The Rose Creek Pack-
This pack with its ten pups (all of which appear to still be alive, making a pack with 24 members!!) has moved up onto the Buffalo Plateau where it summered last year. The pack is observed by flight, but there are no researchers up there at present watching this pack.  Folks may recall that approximately this number went up there last summer, but only 15 returned, with many pups perishing because of the scarcity of prey.

A note about this: Doug Smith pointed out to me that even with the abundance of elk in Yellowstone it is not easy to feed this many pups. Moreover, the summer of 1997 was perhaps the worst possible year to have a large litter.   The severe winter made it so there were few elk calves to be preyed upon.   Killing an adult healthy elk in the middle of the summer and early fall is not an easy task.  There are more elk calves this summer.  He indicated, however, that a pack this size would need about one a day.  I was also surprised to learn that not all adult pack members work equally hard hunting for prey. Smith said number 8, the alpha male is working his tail off; and now number 9, the alpha female is helping hunt too, but it is hard to generalize about the rest of the pack.

Chief Joseph Pack-
They are in their home range in the NW corner of the park. They have been seen a number of times by tourists down along U.S. Highway 191 in the meadows along the headwaters of the Gallatin River.

Chief Joseph II (wolf 16F and her pups)-
She remains in the Absaroka/Beartooth Wilderness, now about ten miles due north of the Park. So far, she has been able to keep her pups fed. All of them were recently observed. It is likely she was bred again this year by number 34M, the alpha male of the Chief Joseph Pack. Were it another male, a lone male, he would have most likely paired and stayed with her.

Leopold-
Hardly ever seen by Park visitors, they are now even less visible, having moved southward on the Blacktail Deer Plateau up to the edge of the Washburn Range (the north rim of the Yellowstone Caldera).

Nez Perce-
Apparently the wolves that were released from the pen are with no. 48F and 29M and all the pups, except, oddly, number 67F (the mother of the four surviving pups born this spring in the Nez Perce pen). The wolf team is doing a bit of extra work trying to radio track her. The pack is sometimes visible in the Nez Perce Creek area, and I have had a number of reports from folks who saw them in the nearby Lower Geyser Basin area.

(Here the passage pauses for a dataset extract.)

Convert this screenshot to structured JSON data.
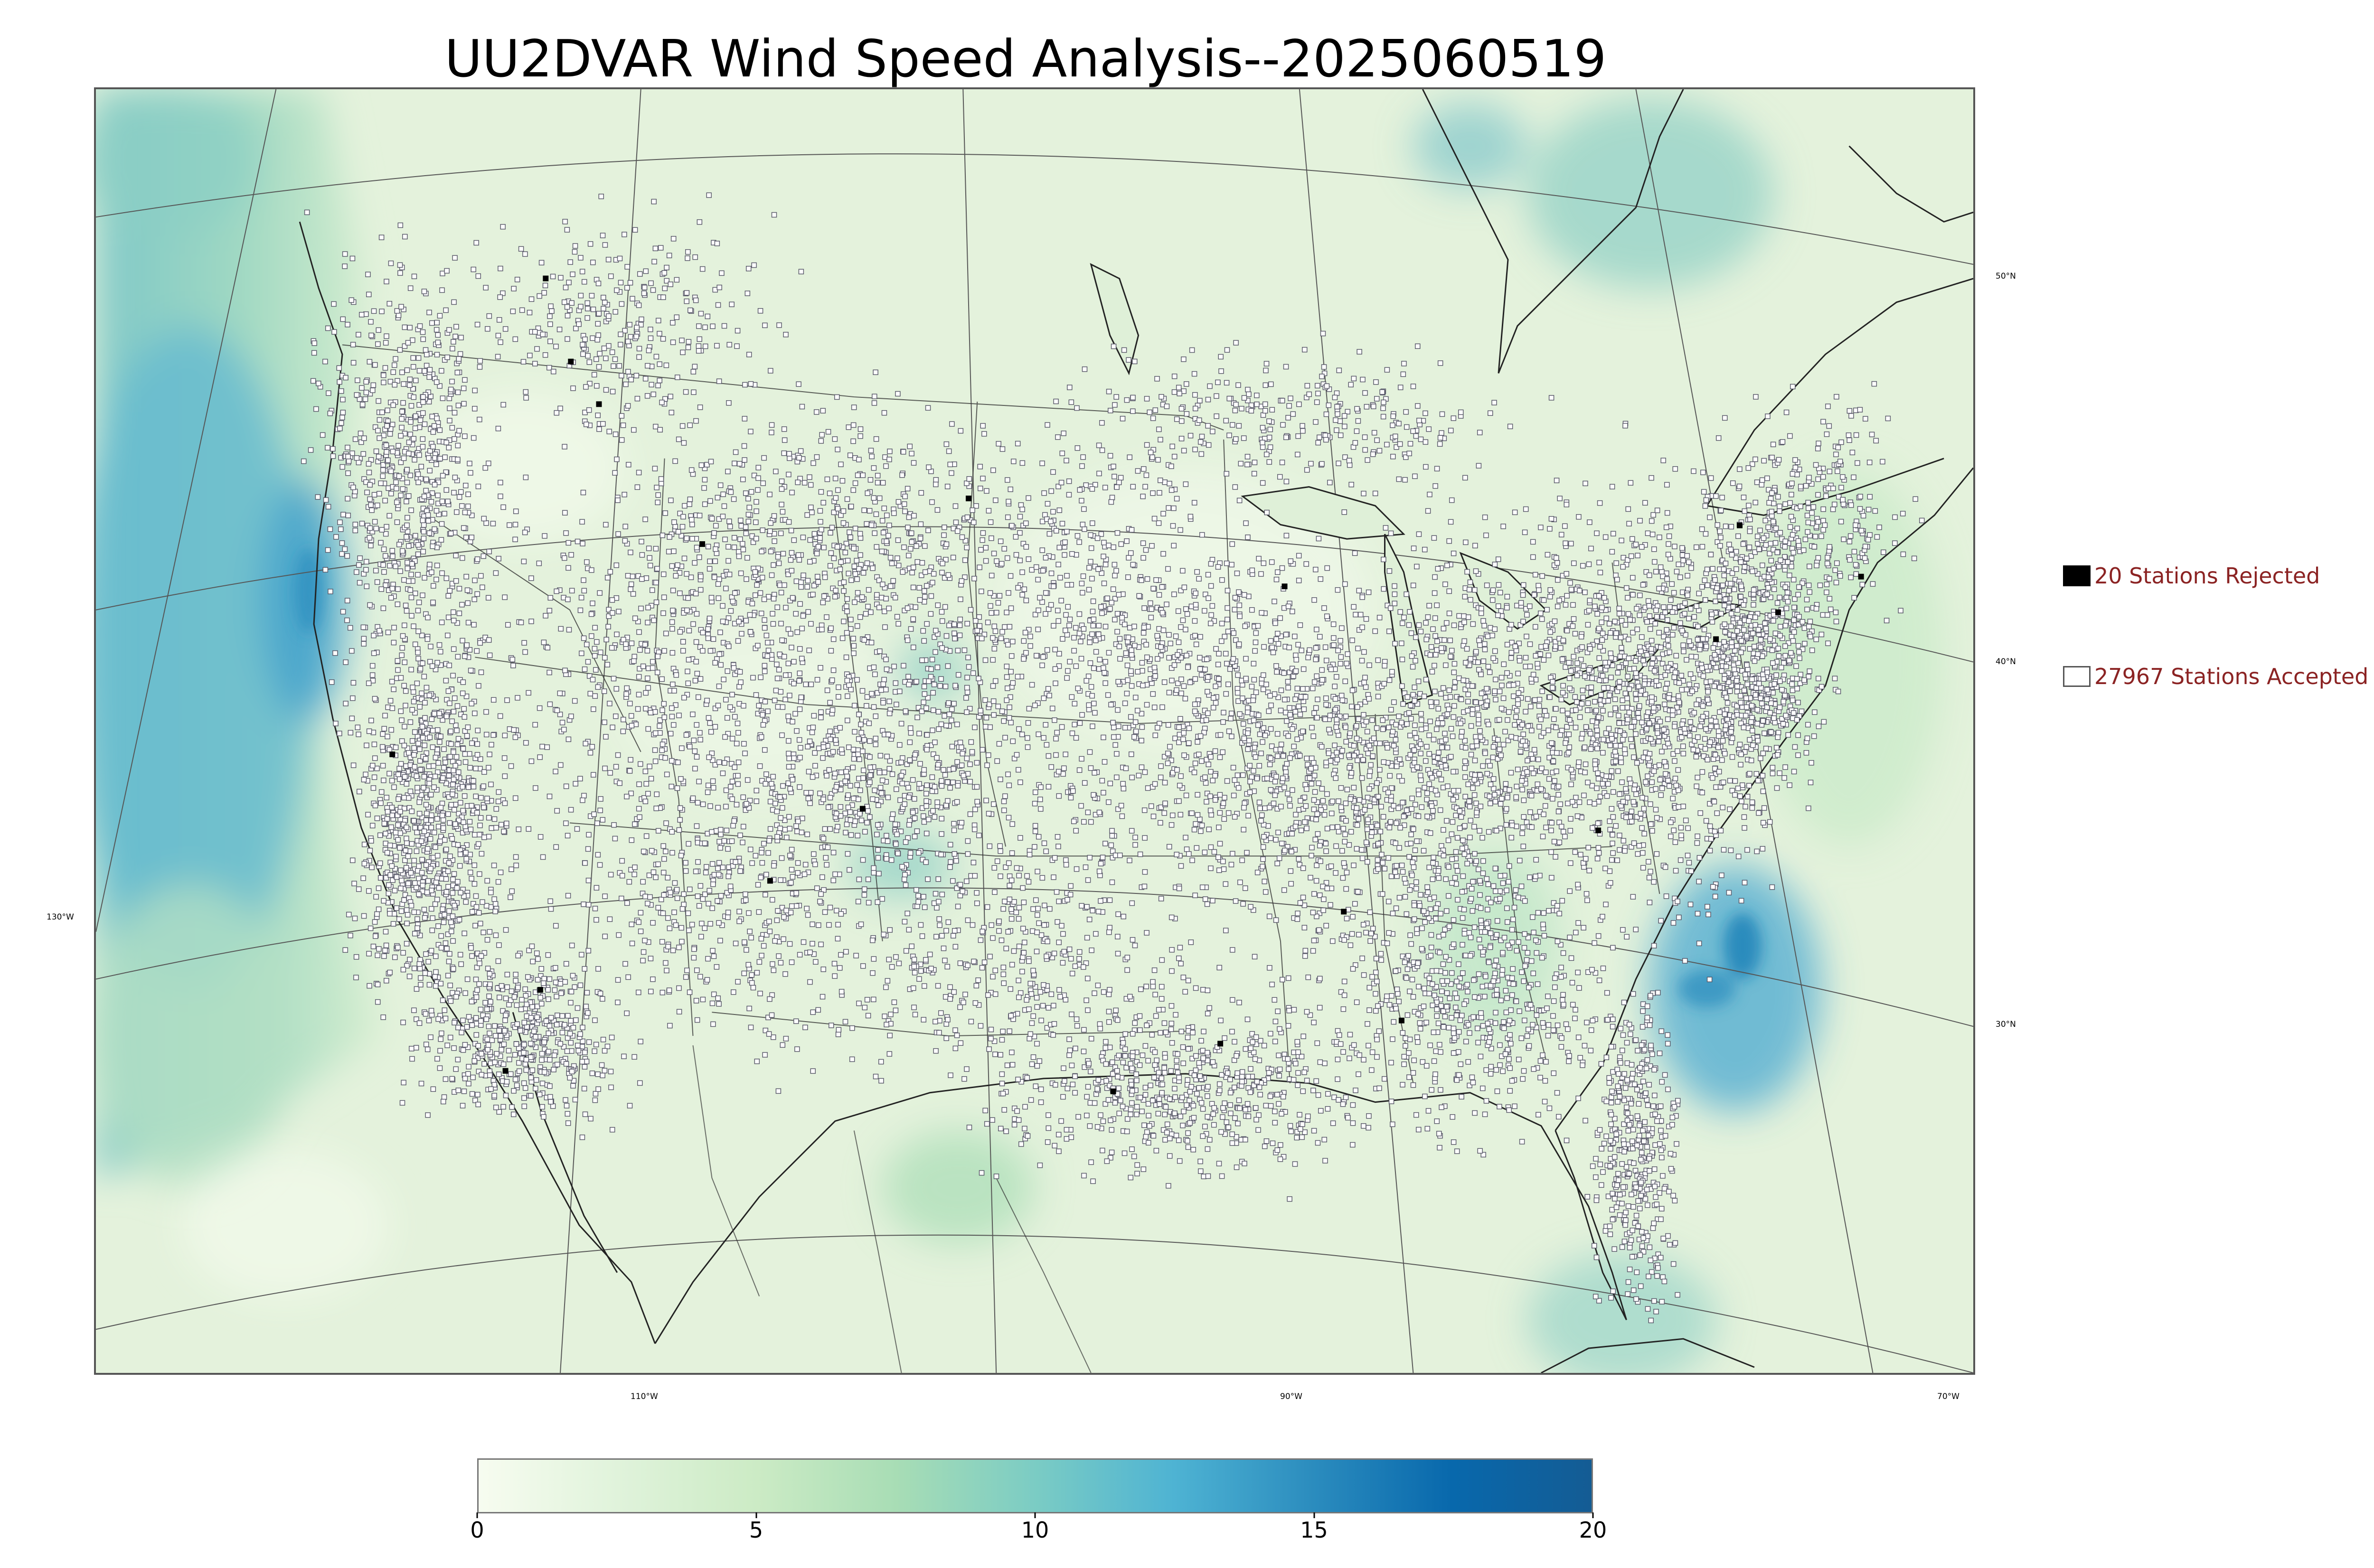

Plans were to change the name of this pack from "Nez Perce," but this is on hold for a while. Number 29M is an original member of the Nez Perce Pack and his mate 48M, is his sister (daughter of the late 27F), although she was born in 1996 (Number 29 was born in British Columbia in 1995). The rest of the wolves in this pack are from the now extinct NW Montana Sawtooth Pack as well as 29's son from 1997, number 92M.

Summary-
There is a lot of interesting Yellowstone wolf news, but as far as observations go this is about poorest time since the reintrodution for easy viewing of the wolves, although there are now over 115 of them.